Ele cruzou os braços e eu cortei mais um pedaço do pudim. 

- Como eu vou explicar que falta uma parte do pudim? - Ele perguntou rindo. Encarei ele de novo. - Me ofereci para buscar. - Ele explicou. 

- Só fazer piada, dizer que eu derrubei e eles vão rir e esquecer. - Falei rápido. 

- Isso não seria engraçado. - Ele estava sério agora.

- Para pessoas normais, não para os Blake. - Cortei mais um pedaço e comecei a comer. 

- Eles sentiram a sua falta. - Ele estava mais perto agora, e da posição que eu estava, sentada na banqueta da cozinha, percebi o quão alto ele era, ou o quanto eu era baixinha. 

- Claro que sentiram. - Ironizei. - Os assuntos favoritos não são os mesmos sem a palhaça. 

Sem pedir, ele tirou a colher da minha mão, cortou um pedaço do pudim no meu prato e enfiou na boca. Eu acompanhei cada movimento, desde a mão roçando na minha até a boca se movendo preguiçosamente e depois quando ele lambeu o lábio e fechou os olhos. 

Aquela boca deveria ter uma placa escrito PERIGO MORTAL.

- Já tentou falar que te incomoda? - Ele me devolveu a colher e só aí percebi que eu estava com a boca aberta, depois da cena indecente dele comendo o meu pudim. 

- Já. No ano que falei que eu odiava ser o centro dos assuntos foi pior. - Cortei mais um pedaço e comi. Ele ainda estava olhando para mim. 

- Bem, pelo menos você não caiu. - Ele sorriu e eu revirei os olhos. 

- Ainda. - Ofereci a colher. - Espere mais meia hora, eu devo tropeçar em mim mesma e será a sensação da noite. - Ele deu uma risada gostosa e eu me peguei sorrindo pela primeira vez depois de ironizar o desastre que eu era. 

- Fique perto de mim, ficarei de olho em você e prometo te segurar. - Ele piscou para mim.

O meu cérebro travou. 

Talvez seja o tom.
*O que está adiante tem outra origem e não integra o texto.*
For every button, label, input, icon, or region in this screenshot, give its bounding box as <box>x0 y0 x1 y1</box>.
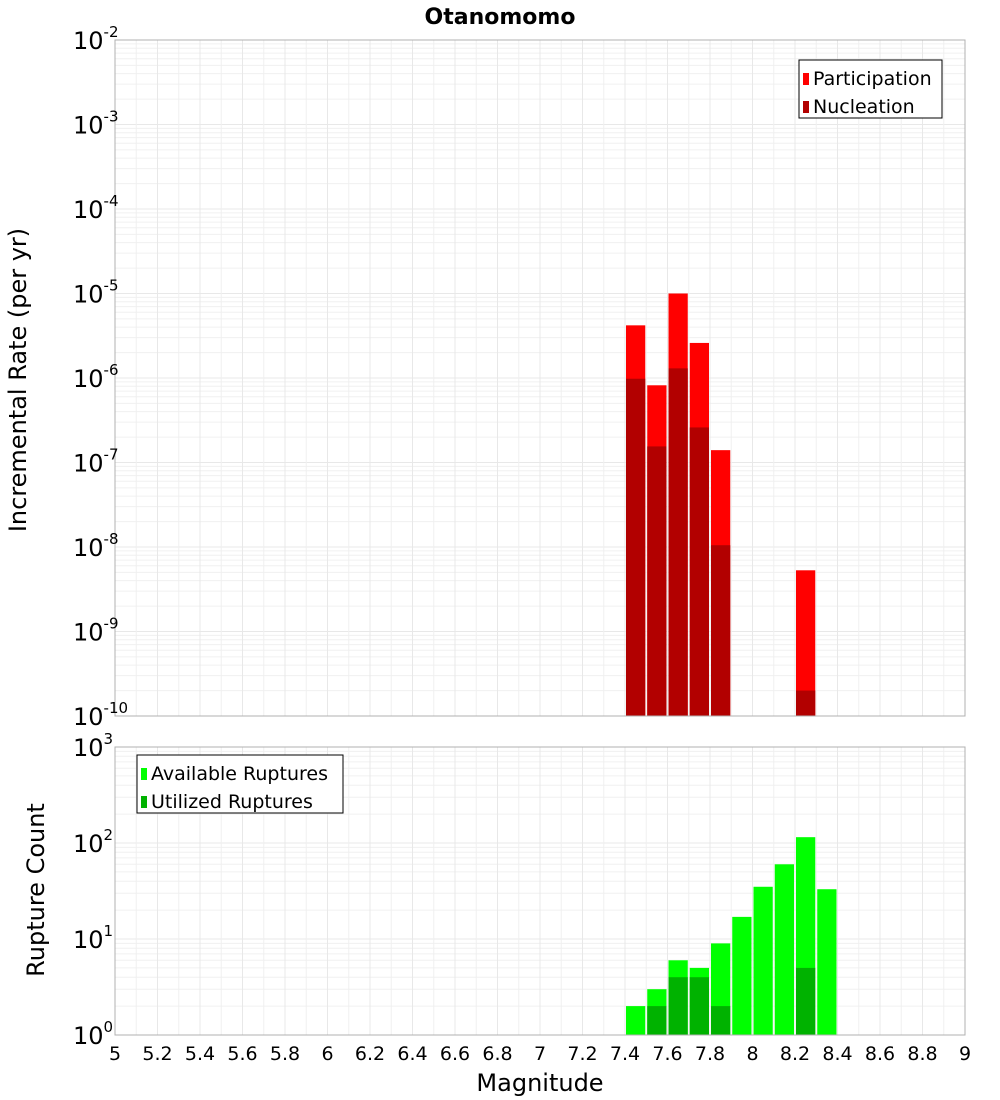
y-tick-label: 103 <box>73 730 113 762</box>
y-tick-label: 10-6 <box>73 361 119 393</box>
y-tick-exponent: -3 <box>104 108 119 126</box>
available-ruptures-bar <box>817 889 837 1035</box>
y-tick-label: 100 <box>73 1018 113 1050</box>
y-tick-base: 10 <box>73 450 104 478</box>
x-tick-label: 5.2 <box>142 1043 172 1065</box>
utilized-ruptures-bar <box>647 1006 667 1035</box>
y-tick-label: 101 <box>73 922 113 954</box>
available-ruptures-bar <box>774 864 794 1035</box>
y-tick-label: 10-7 <box>73 446 119 478</box>
y-tick-label: 10-3 <box>73 108 119 140</box>
plot-frame <box>114 746 966 1036</box>
x-tick-label: 7.4 <box>610 1043 640 1065</box>
nucleation-bar <box>668 368 688 716</box>
nucleation-bar <box>626 378 646 716</box>
rupture-plot-y-axis-title: Rupture Count <box>22 803 50 977</box>
nucleation-bar <box>796 690 816 716</box>
utilized-ruptures-bar <box>796 967 816 1035</box>
x-tick-label: 6.8 <box>482 1043 512 1065</box>
y-tick-exponent: -5 <box>104 277 119 295</box>
y-tick-base: 10 <box>73 703 104 731</box>
legend-label: Available Ruptures <box>151 763 328 785</box>
rate-plot-y-axis-title: Incremental Rate (per yr) <box>4 228 32 532</box>
legend-swatch <box>141 796 147 808</box>
y-tick-base: 10 <box>73 926 104 954</box>
x-tick-label: 7.2 <box>567 1043 597 1065</box>
y-tick-base: 10 <box>73 619 104 647</box>
x-axis-title: Magnitude <box>476 1069 603 1097</box>
y-tick-exponent: 0 <box>104 1018 114 1036</box>
rate-legend: Participation Nucleation <box>798 59 943 119</box>
x-tick-label: 9 <box>959 1043 971 1065</box>
x-tick-label: 8.6 <box>865 1043 895 1065</box>
chart-title: Otanomomo <box>425 5 576 30</box>
nucleation-bar <box>711 545 731 716</box>
legend-box <box>136 754 344 814</box>
x-tick-label: 5 <box>109 1043 121 1065</box>
y-tick-label: 10-9 <box>73 615 119 647</box>
y-tick-label: 10-5 <box>73 277 119 309</box>
y-tick-base: 10 <box>73 734 104 762</box>
legend-swatch <box>803 101 809 113</box>
x-tick-label: 7.6 <box>652 1043 682 1065</box>
y-tick-base: 10 <box>73 534 104 562</box>
nucleation-bar <box>647 446 667 716</box>
y-tick-base: 10 <box>73 1022 104 1050</box>
x-tick-label: 5.8 <box>270 1043 300 1065</box>
x-tick-label: 8.4 <box>822 1043 852 1065</box>
x-tick-label: 7 <box>534 1043 546 1065</box>
utilized-ruptures-bar <box>711 1006 731 1035</box>
x-tick-label: 6.6 <box>440 1043 470 1065</box>
x-tick-label: 6.2 <box>355 1043 385 1065</box>
y-tick-base: 10 <box>73 112 104 140</box>
participation-bar <box>796 570 816 716</box>
y-tick-label: 10-10 <box>73 699 128 731</box>
y-tick-base: 10 <box>73 281 104 309</box>
x-tick-label: 5.6 <box>227 1043 257 1065</box>
y-tick-exponent: 3 <box>104 730 114 748</box>
available-ruptures-bar <box>753 886 773 1035</box>
legend-label: Utilized Ruptures <box>151 791 313 813</box>
y-tick-base: 10 <box>73 365 104 393</box>
y-tick-exponent: -10 <box>104 699 129 717</box>
y-tick-exponent: -8 <box>104 530 119 548</box>
legend-swatch <box>141 768 147 780</box>
legend-box <box>798 59 943 119</box>
y-tick-label: 102 <box>73 826 113 858</box>
y-tick-exponent: -9 <box>104 615 119 633</box>
x-tick-label: 5.4 <box>185 1043 215 1065</box>
count-legend: Available Ruptures Utilized Ruptures <box>136 754 344 814</box>
legend-label: Participation <box>813 68 932 90</box>
x-tick-label: 7.8 <box>695 1043 725 1065</box>
y-tick-base: 10 <box>73 27 104 55</box>
utilized-ruptures-bar <box>689 977 709 1035</box>
x-tick-label: 8 <box>746 1043 758 1065</box>
utilized-ruptures-bar <box>668 977 688 1035</box>
rate-plot: 10-210-310-410-510-610-710-810-910-10Par… <box>73 23 966 731</box>
y-tick-label: 10-8 <box>73 530 119 562</box>
y-tick-base: 10 <box>73 830 104 858</box>
x-tick-label: 6 <box>321 1043 333 1065</box>
x-tick-label: 6.4 <box>397 1043 427 1065</box>
y-tick-base: 10 <box>73 196 104 224</box>
x-tick-label: 8.8 <box>907 1043 937 1065</box>
legend-swatch <box>803 73 809 85</box>
legend-label: Nucleation <box>813 96 915 118</box>
x-tick-label: 8.2 <box>780 1043 810 1065</box>
y-tick-exponent: -6 <box>104 361 119 379</box>
y-tick-exponent: -4 <box>104 192 119 210</box>
available-ruptures-bar <box>732 916 752 1035</box>
plot-frame <box>114 39 966 717</box>
y-tick-exponent: -2 <box>104 23 119 41</box>
available-ruptures-bar <box>626 1006 646 1035</box>
y-tick-exponent: 2 <box>104 826 114 844</box>
y-tick-label: 10-2 <box>73 23 119 55</box>
y-tick-exponent: 1 <box>104 922 114 940</box>
y-tick-exponent: -7 <box>104 446 119 464</box>
nucleation-bar <box>689 427 709 716</box>
y-tick-label: 10-4 <box>73 192 119 224</box>
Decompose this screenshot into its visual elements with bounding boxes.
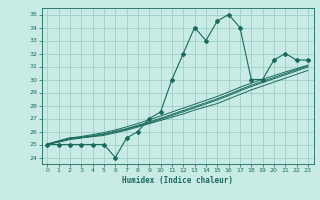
X-axis label: Humidex (Indice chaleur): Humidex (Indice chaleur) [122,176,233,185]
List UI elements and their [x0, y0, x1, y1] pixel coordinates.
As palavras. O olhar. A piscada.

Ele está flertando comigo?

- Capaz de você se machucar. - Falei rápido, tentando manter o ar engraçado, mas os olhos dele me diziam que ele falava sério. 

- Preciso levar o pudim. - Ele falou, suspirou e pegou a bandeja. 

- Não faça isso comigo!!! - Fingi implorar e fiz biquinho. 

Ele parou, olhou diretamente para a minha boca, com a bandeja nas mãos e respirou fundo.

- Não faça você, isso comigo. - Imediatamente arrumei a postura e desfiz o bico. - Serei obrigado a morder a sua boca se fizer isso de novo. - Ele sussurrou, virou e saiu. 

Levei alguns segundos para perceber que eu não ia conseguir levantar sem cair.